• Post-deployment screening; PDHRA;
  • diagnostic efficiency;
  • MDD;
  • PTSD;
  • alcohol abuse;


To conduct a blinded study to examine the diagnostic efficiency of the Department of Defense (DoD) Post-Deployment Health Reassessment (PDHRA) screens for major depressive disorder (MDD), posttraumatic stress disorder (PTSD), and alcohol abuse.


Participants were 148 post-deployed soldiers who were completing the PDHRA protocol. Soldiers’ mean age was 27.7 (standard deviation = 6.6) years, and 89.0% were male. Mental health professionals blinded to the PDHRA screening results administered the Structured Clinical Interview for the Diagnostic and Statistical Manual of Mental Disorders, Fourth Edition directly after the PDHRA assessment protocol.


All screens exhibited excellent negative predictive power. Sensitivity metrics were lower, consistent with the relatively low base rates observed for MDD (10.1%), PTSD (8.8%), and alcohol abuse (5.4%). Metrics obtained for the PTSD screen were consistent with previous research with a similar base rate. A two-item screen containing PTSD reexperiencing and hyperarousal symptom items revealed excellent psychometric properties (sensitivity = .92; specificity = .79). The alcohol abuse screen yielded high sensitivity (.86), but very poor precision; these metrics were somewhat improved when the screen was reduced to a single item.

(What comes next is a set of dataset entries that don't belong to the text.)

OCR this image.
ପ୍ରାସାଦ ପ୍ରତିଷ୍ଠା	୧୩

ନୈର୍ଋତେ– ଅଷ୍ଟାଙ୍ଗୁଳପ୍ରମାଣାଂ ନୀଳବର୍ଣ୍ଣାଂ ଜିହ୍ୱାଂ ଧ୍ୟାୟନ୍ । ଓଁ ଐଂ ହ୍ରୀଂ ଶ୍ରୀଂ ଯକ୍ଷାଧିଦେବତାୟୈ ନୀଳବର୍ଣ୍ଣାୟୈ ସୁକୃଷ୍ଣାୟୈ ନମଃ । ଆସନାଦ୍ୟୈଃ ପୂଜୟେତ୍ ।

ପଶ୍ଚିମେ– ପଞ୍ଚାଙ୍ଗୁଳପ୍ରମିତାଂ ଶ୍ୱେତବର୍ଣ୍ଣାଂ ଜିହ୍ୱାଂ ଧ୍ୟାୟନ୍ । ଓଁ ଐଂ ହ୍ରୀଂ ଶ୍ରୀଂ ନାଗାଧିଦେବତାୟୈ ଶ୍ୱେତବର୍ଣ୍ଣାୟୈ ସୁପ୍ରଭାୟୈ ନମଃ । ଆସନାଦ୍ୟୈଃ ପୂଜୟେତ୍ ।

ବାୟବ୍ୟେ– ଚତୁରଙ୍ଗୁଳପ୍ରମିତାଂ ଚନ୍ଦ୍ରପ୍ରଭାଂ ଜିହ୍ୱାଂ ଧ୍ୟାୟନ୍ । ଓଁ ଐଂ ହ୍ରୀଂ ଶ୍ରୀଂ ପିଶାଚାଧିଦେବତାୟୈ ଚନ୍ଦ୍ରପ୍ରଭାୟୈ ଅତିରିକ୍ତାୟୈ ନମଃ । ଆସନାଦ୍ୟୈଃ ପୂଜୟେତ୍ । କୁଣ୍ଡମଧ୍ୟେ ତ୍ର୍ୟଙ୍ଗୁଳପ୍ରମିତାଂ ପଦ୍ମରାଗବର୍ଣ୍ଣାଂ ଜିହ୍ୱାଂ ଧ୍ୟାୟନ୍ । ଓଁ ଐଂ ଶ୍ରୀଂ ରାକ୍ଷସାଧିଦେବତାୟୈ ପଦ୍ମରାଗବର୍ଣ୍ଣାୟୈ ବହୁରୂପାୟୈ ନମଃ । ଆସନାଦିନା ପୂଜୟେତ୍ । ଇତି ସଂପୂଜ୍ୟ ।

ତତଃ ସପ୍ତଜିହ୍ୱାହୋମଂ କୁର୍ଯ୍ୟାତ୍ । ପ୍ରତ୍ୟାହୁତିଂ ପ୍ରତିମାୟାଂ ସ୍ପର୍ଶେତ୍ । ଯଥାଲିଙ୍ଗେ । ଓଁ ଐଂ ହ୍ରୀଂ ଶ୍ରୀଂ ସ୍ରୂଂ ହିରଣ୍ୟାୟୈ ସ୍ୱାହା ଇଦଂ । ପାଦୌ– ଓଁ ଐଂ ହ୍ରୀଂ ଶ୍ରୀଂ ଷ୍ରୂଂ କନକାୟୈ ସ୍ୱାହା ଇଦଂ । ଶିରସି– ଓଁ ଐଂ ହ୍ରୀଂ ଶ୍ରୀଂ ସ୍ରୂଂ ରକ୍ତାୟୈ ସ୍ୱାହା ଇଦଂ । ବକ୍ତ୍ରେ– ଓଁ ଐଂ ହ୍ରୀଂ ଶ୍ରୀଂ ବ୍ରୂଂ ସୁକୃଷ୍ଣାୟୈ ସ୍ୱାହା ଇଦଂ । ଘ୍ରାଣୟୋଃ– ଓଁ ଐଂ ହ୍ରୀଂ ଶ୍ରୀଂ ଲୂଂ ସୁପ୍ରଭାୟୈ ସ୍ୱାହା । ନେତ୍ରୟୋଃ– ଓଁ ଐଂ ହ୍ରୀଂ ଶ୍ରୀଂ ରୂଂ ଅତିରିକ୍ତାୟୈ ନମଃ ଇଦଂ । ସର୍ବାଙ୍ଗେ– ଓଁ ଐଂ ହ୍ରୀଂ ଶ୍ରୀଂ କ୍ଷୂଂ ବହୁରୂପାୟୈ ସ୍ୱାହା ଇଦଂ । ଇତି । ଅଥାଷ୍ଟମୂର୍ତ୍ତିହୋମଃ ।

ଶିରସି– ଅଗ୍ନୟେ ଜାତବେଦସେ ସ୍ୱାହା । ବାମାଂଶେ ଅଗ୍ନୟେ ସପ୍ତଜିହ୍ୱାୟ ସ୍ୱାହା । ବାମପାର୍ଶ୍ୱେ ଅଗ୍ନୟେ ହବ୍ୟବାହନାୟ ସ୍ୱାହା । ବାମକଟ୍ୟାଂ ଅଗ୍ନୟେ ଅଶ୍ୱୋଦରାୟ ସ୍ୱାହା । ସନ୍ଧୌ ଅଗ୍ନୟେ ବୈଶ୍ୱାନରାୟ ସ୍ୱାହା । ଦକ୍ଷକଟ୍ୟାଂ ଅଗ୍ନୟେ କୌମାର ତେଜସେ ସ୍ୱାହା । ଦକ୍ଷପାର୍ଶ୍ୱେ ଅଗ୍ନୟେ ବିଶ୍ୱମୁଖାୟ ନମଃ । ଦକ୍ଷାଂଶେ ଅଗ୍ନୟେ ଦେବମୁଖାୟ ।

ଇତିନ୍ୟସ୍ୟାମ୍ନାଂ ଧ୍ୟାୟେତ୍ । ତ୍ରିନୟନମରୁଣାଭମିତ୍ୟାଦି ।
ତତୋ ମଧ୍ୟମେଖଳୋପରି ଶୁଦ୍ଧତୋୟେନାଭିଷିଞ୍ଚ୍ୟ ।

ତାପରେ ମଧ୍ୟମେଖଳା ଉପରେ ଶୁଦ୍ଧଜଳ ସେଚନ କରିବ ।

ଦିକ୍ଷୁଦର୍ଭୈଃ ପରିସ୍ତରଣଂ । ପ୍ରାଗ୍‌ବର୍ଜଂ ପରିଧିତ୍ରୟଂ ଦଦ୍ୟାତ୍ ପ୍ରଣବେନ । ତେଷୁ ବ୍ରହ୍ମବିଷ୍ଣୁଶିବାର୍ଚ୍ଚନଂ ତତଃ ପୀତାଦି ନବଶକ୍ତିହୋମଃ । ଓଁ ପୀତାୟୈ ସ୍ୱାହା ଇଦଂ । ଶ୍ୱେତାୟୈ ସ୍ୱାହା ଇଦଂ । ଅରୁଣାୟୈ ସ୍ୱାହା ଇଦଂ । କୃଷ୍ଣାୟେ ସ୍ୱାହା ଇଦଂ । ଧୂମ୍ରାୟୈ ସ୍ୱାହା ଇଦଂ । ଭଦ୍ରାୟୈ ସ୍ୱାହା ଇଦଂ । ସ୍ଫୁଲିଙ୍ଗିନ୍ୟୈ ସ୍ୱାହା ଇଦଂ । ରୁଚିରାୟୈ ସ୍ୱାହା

The PDHRA MDD, PTSD, and alcohol abuse screens appear to be functioning well in accurately ruling out these diagnoses, consistent with a population-level screening program. Cross validation of the current results is indicated. Additional refinement may yield more sensitive screening measures within constraints imposed by the low base rates in a typically healthy population.